Women to the Rescue
Creating Mesa Verde National Park
Duane A. Smith
Who saved Mesa Verde? Women did.
Who created the national park? Women did.
Women to the Rescue is their story.
From the 1890’s into 1906, a group of determined, dedicated women did all in their power to preserve the ruins,
make the public aware, and arouse Congress to action to establish a park.
Then, at the moment of victory, they split into two factions and that is the rest of the story.
Duane A. Smith
Duane Smith received
his academic degrees from the University of Colorado and completed
his Ph.D. in 1964.
That year he began to teach at Fort Lewis College where he is a Professor
of Southwest Studies.
His areas of research and writing include Colorado history, Civil
War history, mining history, urban history and baseball history.
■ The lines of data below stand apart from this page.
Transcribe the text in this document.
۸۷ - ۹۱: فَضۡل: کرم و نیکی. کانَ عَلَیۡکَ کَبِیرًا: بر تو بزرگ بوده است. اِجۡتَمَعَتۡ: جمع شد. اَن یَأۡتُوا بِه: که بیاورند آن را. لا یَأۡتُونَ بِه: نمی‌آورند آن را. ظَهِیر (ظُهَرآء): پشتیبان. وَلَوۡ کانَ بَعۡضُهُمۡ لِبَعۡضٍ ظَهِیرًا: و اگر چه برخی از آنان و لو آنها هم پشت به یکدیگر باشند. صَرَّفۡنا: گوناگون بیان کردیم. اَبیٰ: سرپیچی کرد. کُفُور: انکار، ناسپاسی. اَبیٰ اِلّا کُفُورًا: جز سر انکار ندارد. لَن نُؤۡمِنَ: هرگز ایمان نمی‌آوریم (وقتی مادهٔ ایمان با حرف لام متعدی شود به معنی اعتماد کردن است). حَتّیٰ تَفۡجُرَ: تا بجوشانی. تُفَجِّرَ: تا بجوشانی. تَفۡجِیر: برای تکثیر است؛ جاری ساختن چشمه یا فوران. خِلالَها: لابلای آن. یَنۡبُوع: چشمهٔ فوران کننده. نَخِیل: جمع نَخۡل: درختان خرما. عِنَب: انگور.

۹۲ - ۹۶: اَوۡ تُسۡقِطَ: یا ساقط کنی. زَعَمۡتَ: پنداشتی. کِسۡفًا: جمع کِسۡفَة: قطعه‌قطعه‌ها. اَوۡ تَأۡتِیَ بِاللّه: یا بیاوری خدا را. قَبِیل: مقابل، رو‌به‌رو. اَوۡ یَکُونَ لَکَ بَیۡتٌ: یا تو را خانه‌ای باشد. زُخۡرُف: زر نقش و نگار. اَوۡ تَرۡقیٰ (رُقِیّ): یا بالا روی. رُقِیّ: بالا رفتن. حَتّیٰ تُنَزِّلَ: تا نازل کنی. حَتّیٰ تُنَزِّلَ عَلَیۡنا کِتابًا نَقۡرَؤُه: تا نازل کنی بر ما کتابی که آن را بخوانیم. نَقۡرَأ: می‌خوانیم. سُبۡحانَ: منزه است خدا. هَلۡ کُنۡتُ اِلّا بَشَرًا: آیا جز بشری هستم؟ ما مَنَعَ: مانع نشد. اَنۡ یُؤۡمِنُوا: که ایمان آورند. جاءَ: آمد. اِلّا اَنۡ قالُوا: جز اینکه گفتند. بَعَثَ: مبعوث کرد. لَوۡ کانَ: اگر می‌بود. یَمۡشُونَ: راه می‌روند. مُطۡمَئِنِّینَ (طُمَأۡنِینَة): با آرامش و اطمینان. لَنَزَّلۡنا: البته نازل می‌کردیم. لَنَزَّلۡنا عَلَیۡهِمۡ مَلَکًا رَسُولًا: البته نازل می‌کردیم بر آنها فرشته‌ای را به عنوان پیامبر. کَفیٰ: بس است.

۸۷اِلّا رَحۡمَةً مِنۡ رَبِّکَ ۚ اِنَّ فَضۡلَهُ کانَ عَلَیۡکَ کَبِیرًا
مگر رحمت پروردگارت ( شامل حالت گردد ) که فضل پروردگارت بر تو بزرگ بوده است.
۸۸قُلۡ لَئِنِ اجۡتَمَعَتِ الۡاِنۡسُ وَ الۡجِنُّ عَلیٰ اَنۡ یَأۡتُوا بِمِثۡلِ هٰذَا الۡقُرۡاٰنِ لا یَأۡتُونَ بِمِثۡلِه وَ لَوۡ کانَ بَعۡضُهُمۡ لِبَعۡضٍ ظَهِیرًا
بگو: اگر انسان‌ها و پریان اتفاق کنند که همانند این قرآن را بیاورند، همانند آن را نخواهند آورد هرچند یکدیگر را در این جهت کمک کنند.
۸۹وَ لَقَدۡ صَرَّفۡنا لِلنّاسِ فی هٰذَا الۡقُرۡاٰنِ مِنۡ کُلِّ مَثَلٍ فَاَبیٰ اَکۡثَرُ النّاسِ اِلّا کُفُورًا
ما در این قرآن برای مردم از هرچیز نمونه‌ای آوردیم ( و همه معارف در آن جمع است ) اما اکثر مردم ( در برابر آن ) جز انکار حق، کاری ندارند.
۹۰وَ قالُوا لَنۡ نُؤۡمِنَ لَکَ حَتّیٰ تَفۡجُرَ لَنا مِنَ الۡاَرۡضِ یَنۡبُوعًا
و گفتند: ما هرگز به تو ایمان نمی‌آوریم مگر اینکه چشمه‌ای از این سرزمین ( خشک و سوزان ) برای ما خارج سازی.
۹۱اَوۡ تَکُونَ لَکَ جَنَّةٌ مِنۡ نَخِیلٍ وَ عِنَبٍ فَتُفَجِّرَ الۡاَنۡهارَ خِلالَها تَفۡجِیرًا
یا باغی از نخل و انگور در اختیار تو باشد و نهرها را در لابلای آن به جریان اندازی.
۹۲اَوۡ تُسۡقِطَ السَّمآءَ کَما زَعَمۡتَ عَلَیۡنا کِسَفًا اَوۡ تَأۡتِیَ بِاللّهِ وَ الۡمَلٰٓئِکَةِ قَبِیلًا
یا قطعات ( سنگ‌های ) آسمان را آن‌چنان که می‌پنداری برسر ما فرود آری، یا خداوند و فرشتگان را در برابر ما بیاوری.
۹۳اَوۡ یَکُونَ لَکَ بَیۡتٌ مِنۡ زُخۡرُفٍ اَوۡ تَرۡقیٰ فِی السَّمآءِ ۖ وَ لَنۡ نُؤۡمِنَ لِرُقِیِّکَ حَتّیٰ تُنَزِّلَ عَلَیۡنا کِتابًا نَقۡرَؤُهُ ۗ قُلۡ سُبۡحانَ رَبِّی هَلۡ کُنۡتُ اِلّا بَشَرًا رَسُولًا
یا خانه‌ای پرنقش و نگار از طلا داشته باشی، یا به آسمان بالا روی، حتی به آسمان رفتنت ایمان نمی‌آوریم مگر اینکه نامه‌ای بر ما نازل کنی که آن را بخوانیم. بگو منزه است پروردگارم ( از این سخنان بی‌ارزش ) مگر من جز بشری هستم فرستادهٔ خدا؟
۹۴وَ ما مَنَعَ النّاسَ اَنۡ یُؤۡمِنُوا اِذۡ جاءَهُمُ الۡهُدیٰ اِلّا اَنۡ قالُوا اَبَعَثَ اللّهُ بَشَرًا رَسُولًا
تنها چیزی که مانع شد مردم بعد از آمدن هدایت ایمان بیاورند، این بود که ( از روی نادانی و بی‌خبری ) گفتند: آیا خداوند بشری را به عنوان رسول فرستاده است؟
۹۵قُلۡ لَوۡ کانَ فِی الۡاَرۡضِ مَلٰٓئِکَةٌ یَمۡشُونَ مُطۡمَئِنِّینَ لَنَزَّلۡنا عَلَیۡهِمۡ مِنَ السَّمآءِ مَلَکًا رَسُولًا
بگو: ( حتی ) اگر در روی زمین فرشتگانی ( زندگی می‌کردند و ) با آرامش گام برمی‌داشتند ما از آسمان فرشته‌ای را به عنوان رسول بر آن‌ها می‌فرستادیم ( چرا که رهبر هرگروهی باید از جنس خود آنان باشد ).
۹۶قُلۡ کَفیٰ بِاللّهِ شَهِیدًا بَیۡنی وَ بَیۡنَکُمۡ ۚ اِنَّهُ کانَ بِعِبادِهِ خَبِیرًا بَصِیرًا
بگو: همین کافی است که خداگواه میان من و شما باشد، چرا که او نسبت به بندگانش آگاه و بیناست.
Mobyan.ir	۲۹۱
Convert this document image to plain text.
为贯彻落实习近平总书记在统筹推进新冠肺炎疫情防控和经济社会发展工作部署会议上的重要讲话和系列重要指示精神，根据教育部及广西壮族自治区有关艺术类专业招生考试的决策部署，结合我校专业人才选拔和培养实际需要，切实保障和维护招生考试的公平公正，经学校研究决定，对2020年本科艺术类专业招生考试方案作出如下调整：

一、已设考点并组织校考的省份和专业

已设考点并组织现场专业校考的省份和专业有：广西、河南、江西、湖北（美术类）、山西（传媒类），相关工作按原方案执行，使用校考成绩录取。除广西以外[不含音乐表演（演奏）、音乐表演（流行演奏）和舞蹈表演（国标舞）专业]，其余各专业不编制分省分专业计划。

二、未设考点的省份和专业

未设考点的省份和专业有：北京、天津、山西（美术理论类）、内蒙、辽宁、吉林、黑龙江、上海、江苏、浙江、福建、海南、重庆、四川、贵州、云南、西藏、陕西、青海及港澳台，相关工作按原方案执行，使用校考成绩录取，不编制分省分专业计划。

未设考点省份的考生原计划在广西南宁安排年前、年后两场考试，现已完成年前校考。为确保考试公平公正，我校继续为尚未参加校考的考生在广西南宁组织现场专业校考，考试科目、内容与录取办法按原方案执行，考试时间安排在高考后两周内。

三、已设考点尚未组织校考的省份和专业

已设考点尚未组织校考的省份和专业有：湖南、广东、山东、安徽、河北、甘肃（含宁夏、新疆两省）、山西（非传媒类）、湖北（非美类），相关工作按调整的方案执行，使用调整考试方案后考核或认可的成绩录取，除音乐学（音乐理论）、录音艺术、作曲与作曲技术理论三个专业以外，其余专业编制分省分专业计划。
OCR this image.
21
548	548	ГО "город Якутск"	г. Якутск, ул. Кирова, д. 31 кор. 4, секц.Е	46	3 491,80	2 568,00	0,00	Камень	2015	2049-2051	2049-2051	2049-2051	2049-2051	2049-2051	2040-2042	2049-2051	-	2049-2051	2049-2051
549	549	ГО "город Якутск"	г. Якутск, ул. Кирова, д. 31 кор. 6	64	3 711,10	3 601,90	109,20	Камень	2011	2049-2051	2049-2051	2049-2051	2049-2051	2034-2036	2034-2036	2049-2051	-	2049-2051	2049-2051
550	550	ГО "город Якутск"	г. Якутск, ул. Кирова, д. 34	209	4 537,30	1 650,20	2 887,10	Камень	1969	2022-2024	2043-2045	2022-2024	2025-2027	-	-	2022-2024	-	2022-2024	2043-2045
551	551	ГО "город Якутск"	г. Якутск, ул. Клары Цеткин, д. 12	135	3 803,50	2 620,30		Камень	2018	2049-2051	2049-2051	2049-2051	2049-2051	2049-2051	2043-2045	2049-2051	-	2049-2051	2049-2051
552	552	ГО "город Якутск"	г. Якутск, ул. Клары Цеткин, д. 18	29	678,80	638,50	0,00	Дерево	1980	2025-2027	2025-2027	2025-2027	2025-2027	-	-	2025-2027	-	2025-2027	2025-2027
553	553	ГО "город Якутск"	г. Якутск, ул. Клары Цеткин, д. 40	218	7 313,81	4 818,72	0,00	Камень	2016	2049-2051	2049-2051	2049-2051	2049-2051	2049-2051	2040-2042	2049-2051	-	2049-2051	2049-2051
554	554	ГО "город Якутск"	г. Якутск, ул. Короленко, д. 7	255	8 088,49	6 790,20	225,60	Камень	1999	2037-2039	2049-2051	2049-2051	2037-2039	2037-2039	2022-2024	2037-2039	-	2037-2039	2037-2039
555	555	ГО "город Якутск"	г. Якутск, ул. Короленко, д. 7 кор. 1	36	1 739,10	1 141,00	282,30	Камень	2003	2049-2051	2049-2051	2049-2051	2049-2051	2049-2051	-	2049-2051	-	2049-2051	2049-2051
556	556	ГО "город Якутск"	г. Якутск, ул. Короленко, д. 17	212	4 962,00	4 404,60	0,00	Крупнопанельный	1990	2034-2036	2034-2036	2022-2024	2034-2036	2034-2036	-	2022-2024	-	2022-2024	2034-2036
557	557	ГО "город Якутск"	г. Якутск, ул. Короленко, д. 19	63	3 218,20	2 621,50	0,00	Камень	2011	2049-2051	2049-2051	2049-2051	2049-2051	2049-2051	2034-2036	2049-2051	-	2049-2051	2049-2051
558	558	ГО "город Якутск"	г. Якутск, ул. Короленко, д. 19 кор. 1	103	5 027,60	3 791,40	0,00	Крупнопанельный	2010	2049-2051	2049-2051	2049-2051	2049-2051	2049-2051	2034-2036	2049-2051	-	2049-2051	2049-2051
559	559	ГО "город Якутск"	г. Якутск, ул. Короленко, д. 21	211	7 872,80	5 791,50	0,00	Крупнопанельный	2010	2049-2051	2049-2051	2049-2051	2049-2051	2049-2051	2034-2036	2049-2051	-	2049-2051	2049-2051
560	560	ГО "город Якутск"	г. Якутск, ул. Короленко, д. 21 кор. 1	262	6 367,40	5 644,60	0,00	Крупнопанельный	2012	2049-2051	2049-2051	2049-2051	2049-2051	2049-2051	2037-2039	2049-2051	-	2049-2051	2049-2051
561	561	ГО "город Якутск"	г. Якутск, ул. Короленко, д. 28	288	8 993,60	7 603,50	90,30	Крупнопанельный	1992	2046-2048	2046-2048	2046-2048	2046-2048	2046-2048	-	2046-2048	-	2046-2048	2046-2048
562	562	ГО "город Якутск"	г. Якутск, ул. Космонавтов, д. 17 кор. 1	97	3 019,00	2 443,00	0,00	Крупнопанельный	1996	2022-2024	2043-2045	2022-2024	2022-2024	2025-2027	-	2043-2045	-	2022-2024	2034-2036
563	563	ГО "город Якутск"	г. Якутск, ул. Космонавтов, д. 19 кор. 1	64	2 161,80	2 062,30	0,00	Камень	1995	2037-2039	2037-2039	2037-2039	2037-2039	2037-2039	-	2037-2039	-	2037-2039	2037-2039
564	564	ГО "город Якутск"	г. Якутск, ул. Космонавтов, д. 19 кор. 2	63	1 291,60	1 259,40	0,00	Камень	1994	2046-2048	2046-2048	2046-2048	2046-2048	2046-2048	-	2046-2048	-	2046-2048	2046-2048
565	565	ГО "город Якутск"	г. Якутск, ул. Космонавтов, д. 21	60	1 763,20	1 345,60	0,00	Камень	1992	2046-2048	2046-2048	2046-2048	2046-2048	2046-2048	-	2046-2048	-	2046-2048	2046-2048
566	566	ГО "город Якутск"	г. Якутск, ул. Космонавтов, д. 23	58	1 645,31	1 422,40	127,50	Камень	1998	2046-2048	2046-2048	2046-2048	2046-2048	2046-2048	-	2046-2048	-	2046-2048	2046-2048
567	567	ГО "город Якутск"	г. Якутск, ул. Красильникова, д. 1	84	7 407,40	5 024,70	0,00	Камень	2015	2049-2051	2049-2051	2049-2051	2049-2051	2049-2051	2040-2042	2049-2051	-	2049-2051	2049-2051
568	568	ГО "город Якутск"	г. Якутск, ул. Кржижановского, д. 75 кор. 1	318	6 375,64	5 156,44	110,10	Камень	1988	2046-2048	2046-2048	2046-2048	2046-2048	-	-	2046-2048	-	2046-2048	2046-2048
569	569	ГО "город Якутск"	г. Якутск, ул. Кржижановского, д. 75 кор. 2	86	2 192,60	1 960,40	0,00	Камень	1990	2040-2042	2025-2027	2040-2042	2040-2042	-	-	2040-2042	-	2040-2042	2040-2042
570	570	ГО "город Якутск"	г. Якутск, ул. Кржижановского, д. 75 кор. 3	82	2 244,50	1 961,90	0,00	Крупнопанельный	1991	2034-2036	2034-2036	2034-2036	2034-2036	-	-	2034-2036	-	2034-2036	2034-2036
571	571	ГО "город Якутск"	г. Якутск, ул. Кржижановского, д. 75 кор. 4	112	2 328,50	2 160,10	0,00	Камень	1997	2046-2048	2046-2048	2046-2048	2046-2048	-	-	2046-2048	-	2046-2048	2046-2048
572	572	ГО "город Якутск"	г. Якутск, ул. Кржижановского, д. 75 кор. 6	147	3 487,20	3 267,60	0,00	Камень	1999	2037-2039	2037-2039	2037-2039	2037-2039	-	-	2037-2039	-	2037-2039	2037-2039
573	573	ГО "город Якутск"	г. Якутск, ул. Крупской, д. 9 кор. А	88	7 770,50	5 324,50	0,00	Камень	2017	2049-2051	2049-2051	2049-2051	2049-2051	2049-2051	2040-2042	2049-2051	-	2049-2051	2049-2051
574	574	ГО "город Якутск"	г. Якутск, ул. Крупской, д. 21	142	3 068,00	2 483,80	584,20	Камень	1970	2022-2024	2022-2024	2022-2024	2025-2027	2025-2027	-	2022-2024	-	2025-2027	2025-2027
He is an extremely popular professor at Fort Lewis, and he is the
author of over thirty books on a variety of subjects including Rocky
Mountain Mining Camps: The Urban Frontier; A Colorado History; Horace Tabor: His Life and the Legend; Silver Saga: The
Story of Caribou Colorado; Colorado Mining: A Photographic
History; Fortunes Are for the Few: Letters of a Forty-niner; Rocky Mountain Boom Town: A History of Durango; A Land Alone:
Colorado’s Western Slope; Song of the Hammer and Drill: The
Colorado San Juans, 1860-1914; Mining America: The Industry
and the Environment, 1800-1980; Mesa Verde National Park: Shadows
of the Centuries; The Birth of Colorado: A Civil War Perspective;
and Sacred Trust: The Birth and Development of Fort Lewis College.